Mechanistic modeling of solar photo-Fenton process with Fe 3+ -EDDS at neutral pH

Abstract

This paper presents, for first time, a mechanistic model of the solar photo-Fenton process at neutral pH with the Fe 3+ -EDDS complex for micropollutant removal, taking into account irradiance and reactor geometry. Due to its high photon absorptivity, this biodegradable complex allows high percentages of micropollutant removal to be achieved for short reaction times. Nonetheless, no model of the process with the Fe 3+ -EDDS has yet been developed, meaning the proposed mechanism relies on photochemical reactions with the complex previously reported, and hypotheses deduced from experimental observation.
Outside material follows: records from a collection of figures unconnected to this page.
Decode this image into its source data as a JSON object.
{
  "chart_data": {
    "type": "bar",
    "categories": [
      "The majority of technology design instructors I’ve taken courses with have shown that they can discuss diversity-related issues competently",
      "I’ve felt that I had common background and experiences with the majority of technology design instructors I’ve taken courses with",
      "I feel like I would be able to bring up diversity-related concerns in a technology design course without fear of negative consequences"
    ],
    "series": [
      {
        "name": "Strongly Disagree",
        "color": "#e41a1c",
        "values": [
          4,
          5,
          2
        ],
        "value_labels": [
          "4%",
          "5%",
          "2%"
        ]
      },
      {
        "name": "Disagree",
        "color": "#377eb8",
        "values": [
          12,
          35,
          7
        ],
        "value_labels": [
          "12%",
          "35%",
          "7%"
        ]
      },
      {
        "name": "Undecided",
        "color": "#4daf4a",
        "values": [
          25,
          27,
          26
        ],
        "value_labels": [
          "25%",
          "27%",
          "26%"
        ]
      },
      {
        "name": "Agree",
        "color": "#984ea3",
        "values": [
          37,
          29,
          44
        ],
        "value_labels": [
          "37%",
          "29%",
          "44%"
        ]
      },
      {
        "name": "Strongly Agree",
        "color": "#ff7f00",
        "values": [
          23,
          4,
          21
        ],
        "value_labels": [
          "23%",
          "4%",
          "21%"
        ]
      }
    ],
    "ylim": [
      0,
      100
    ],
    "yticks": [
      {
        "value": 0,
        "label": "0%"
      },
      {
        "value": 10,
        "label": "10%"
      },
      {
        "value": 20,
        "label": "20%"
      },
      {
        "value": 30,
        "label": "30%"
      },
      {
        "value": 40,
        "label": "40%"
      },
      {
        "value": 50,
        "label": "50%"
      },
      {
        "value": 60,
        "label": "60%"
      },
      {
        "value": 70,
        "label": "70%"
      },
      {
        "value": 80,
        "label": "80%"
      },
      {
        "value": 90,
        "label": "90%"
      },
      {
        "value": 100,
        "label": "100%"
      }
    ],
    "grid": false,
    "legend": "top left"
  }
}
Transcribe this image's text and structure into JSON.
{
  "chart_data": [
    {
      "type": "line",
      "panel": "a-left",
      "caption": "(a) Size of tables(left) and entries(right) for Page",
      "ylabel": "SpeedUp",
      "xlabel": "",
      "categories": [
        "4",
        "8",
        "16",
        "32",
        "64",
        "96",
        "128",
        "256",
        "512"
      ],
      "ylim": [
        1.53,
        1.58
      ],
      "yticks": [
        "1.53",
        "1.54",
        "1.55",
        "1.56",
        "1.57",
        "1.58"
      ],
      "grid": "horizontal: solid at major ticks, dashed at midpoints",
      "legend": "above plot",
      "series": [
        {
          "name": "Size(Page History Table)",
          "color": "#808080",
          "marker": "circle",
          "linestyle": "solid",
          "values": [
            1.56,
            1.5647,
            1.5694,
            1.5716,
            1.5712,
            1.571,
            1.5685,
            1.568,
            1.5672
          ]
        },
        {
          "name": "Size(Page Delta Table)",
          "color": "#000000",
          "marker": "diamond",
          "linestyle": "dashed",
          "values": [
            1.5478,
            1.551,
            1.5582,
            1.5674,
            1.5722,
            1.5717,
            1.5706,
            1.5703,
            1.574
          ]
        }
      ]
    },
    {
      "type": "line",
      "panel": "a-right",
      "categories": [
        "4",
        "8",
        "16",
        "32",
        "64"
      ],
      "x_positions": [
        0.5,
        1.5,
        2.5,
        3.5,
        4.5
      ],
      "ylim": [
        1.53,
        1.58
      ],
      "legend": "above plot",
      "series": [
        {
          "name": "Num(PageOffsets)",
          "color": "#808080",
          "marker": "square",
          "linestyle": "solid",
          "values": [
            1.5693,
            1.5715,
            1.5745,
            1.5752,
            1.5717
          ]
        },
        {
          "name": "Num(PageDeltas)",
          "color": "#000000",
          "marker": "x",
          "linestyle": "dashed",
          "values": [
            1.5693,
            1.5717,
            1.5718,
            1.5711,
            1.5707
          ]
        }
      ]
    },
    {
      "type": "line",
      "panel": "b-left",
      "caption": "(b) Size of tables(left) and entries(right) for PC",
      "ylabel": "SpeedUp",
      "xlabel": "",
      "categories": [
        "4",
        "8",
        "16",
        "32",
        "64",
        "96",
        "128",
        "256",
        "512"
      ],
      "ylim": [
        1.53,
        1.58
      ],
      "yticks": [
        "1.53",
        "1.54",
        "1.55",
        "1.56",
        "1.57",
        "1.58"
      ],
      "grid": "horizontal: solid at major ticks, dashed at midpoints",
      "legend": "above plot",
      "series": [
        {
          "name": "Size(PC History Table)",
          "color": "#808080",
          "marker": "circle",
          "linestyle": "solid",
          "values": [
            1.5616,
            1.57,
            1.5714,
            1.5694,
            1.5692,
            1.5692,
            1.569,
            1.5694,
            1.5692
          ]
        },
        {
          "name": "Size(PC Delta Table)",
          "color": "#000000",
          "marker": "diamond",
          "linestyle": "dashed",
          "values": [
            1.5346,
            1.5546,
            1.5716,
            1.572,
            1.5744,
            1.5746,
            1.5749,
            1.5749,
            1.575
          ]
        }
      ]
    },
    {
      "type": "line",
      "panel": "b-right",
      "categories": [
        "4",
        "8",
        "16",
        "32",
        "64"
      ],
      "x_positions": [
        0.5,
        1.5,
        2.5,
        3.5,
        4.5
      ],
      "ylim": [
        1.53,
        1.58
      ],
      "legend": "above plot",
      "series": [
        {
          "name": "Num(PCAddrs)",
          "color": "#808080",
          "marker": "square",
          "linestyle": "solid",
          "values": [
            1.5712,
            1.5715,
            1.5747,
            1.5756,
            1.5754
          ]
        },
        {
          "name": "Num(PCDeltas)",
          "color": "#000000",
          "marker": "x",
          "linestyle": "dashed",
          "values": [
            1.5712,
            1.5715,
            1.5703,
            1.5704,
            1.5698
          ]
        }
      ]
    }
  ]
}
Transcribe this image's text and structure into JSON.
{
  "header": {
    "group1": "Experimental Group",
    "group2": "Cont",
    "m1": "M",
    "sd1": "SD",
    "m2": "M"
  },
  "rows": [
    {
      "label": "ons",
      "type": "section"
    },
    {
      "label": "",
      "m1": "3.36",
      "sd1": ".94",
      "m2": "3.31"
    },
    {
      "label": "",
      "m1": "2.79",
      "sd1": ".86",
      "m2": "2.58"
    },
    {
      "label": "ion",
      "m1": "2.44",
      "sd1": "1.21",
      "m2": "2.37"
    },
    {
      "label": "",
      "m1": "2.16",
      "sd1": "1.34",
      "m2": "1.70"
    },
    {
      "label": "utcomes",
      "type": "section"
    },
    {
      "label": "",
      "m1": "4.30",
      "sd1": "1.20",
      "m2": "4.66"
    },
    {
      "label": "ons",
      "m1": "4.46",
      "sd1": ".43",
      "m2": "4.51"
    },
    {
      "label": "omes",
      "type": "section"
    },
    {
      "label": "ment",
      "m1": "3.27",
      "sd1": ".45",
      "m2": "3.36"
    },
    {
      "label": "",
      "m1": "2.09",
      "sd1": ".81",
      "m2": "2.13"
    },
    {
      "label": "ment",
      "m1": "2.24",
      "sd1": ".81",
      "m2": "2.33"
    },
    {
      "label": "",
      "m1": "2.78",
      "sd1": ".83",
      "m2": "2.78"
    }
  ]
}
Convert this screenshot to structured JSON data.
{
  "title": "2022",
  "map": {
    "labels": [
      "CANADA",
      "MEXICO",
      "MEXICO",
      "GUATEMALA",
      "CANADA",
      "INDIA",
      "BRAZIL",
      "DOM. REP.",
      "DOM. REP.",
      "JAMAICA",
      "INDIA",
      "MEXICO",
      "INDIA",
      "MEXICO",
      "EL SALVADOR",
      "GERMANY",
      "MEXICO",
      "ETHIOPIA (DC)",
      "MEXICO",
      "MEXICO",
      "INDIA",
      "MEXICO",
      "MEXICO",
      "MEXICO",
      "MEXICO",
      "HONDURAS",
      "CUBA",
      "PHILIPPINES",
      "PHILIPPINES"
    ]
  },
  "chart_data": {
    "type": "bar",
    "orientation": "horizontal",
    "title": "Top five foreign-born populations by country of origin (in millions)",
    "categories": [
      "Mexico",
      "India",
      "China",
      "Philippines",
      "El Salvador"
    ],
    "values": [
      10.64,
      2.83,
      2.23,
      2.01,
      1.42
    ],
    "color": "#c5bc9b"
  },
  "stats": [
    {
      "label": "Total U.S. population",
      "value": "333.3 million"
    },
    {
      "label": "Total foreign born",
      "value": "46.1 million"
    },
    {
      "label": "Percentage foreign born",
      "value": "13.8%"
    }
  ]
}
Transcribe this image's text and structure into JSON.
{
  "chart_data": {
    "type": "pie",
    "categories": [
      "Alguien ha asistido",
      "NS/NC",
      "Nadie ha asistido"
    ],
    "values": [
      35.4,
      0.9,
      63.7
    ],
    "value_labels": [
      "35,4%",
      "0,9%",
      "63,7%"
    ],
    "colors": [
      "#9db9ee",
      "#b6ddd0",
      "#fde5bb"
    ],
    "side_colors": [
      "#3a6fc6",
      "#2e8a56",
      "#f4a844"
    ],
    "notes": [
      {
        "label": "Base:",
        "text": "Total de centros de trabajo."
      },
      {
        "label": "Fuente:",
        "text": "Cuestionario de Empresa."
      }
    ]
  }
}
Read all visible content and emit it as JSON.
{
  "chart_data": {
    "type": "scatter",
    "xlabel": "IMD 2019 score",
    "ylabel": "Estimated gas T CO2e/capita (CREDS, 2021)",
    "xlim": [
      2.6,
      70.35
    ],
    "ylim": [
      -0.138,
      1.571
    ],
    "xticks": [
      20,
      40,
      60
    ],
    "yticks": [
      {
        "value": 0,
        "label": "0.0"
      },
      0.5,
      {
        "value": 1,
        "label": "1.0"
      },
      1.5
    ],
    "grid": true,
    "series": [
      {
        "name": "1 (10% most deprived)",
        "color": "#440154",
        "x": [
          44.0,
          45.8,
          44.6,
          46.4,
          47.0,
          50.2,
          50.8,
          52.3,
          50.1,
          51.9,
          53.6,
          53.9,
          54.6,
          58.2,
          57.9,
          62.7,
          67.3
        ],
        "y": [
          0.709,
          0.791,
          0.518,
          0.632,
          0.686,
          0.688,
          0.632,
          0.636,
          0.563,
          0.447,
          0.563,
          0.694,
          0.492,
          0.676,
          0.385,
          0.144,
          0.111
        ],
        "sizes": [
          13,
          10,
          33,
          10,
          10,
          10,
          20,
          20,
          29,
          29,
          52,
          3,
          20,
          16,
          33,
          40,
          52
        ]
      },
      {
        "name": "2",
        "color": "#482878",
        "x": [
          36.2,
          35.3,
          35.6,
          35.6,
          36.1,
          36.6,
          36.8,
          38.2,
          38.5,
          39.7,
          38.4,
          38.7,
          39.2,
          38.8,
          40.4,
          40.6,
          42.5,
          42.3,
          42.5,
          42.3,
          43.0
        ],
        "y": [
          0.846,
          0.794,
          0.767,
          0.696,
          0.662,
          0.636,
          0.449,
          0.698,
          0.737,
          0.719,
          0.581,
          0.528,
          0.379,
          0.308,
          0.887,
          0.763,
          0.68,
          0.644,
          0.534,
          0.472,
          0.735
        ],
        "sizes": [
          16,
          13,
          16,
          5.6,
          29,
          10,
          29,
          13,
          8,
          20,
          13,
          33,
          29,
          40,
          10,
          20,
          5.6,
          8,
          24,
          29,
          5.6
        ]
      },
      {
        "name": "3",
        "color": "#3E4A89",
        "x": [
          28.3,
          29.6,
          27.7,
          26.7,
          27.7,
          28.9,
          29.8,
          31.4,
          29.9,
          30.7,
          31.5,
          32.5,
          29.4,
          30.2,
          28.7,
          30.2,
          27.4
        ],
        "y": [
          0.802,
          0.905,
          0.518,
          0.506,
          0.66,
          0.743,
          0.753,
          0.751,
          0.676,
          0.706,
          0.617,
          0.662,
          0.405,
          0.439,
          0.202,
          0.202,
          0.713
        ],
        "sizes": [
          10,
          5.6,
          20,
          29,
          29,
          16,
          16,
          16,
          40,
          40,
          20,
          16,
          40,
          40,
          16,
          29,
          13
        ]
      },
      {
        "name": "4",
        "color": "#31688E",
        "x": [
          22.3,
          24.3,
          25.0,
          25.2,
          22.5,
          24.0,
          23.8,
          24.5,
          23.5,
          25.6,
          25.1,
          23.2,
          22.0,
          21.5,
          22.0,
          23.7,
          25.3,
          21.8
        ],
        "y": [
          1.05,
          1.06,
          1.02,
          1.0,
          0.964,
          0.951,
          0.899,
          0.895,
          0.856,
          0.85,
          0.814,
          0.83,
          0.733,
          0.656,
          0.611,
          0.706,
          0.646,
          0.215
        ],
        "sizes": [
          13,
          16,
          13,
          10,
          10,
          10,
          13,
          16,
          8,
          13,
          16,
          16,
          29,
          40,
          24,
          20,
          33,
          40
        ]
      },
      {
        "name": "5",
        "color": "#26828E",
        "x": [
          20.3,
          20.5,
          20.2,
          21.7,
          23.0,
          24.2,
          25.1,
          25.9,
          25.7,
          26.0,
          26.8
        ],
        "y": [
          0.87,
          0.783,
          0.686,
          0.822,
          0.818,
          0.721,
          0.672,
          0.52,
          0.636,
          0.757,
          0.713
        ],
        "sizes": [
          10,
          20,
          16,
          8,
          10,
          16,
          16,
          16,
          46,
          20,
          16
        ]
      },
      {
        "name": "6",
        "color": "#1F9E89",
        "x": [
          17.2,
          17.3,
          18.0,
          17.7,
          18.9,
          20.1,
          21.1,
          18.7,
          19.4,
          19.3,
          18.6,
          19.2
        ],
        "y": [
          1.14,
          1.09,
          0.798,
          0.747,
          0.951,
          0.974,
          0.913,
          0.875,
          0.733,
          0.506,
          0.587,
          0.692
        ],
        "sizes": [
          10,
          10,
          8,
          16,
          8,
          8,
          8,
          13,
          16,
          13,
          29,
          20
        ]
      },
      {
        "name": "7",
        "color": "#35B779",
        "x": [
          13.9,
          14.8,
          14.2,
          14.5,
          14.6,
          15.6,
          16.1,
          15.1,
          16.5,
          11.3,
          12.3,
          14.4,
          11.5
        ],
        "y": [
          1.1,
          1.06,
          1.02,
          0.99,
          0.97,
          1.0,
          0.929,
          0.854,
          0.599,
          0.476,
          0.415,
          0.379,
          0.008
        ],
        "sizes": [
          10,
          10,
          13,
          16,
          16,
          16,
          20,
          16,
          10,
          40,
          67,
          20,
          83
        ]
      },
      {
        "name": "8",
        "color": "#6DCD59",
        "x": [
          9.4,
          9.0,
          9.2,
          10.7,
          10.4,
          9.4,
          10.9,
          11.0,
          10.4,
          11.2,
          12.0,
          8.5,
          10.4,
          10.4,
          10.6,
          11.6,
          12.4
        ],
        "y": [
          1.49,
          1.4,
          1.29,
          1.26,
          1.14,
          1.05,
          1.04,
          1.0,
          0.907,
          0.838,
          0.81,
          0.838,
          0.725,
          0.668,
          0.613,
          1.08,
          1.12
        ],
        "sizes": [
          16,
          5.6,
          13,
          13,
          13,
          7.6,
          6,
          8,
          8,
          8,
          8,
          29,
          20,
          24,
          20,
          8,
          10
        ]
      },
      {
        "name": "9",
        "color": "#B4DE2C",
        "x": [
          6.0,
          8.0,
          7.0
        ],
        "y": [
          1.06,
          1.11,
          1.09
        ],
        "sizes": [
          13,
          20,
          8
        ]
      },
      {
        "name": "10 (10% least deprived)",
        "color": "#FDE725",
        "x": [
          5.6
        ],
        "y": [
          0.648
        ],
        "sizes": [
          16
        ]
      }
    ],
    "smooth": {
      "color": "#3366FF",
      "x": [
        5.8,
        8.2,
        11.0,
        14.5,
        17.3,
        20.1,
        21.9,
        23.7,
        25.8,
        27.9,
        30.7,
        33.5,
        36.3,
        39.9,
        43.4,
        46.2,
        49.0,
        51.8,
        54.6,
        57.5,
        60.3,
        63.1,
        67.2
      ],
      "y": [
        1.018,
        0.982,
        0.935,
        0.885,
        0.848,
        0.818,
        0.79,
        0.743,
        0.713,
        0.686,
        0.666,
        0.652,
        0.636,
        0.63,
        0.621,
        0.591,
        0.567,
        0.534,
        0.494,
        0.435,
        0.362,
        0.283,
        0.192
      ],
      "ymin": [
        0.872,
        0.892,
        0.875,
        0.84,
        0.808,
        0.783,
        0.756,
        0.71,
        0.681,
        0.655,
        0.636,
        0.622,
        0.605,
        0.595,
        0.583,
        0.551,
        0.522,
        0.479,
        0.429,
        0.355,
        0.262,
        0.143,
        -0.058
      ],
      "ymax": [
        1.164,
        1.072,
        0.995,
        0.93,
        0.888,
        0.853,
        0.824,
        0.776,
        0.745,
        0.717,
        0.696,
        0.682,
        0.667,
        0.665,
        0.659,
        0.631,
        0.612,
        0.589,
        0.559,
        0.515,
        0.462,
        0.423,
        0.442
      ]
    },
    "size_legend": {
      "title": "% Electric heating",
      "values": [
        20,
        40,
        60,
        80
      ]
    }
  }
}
The data for acetamiprid (ACTM) removal (100 μg L −1 ) in stirred tank reactors with different liquid depths, under controlled conditions of irradiance and temperature, was used to obtain the model parameters. The model successfully fitted the experimental results obtained outdoors in a raceway pond reactor (RPR), with a change of scale from 0.85 to 19 L. For the calculation of the average volumetric rate of photon absorption (VRPA), the effect of the two components of solar UV radiation (direct and diffuse) as a function of the environmental conditions and the reactor layout was considered. The results showed an important contribution by diffuse radiation, even at noon under spring conditions (≈40% of the total VRPA). In addition, the applicability of the model has been demonstrated in water matrices containing organic matter and HCO 3 −/CO 3 2− ions, usually found in secondary wastewater treatment plant (WWTP) effluents. This approach allows for the development of control and optimization tools for the photo-Fenton process at neutral pH in low-cost photoreactors.